Namensfindung Reckenberg
Der Reckenberg liegt an der Ems in Wiedenbrück. Er wird im Jahre 1250 erstmals schriftlich erwähnt, als Verwaltungssitz des Fürstbistums Osnabrück. Das Verwaltungsgebiet umfasste damals wesentlich mehr als heute nämlich das gesamte Gebiet Oberems.

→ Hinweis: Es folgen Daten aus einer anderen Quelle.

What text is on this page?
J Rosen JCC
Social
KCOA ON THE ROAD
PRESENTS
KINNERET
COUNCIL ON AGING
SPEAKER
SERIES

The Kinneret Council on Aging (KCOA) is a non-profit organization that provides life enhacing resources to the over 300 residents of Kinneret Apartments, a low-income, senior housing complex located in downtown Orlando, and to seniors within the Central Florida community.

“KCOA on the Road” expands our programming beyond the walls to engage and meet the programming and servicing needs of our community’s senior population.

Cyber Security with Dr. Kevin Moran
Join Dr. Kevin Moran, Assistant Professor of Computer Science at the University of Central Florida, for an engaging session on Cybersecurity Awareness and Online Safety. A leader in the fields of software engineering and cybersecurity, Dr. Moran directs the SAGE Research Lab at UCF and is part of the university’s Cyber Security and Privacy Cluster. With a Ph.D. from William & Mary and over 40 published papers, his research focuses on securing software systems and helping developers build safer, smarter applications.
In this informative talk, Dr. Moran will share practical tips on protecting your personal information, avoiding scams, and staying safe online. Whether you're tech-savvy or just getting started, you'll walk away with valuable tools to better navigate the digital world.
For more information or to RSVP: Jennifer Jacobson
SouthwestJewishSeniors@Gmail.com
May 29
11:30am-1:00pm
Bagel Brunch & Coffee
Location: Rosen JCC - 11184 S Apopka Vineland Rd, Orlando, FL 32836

Im Laufe der Jahrhunderte in der sich die Namenschreibung leicht veränderte, wurde aus dem Ursprünglichem Redeckenburg, der jetzige Name Reckenberg. Der Name leitet sich ab von dem 5-speichigen Wappenrad des Landesherren (Fürstbistum Osnabrück). Die ursprüngliche Burg wurde im Jahre 1583 umgebaut zu einem Amtshaus.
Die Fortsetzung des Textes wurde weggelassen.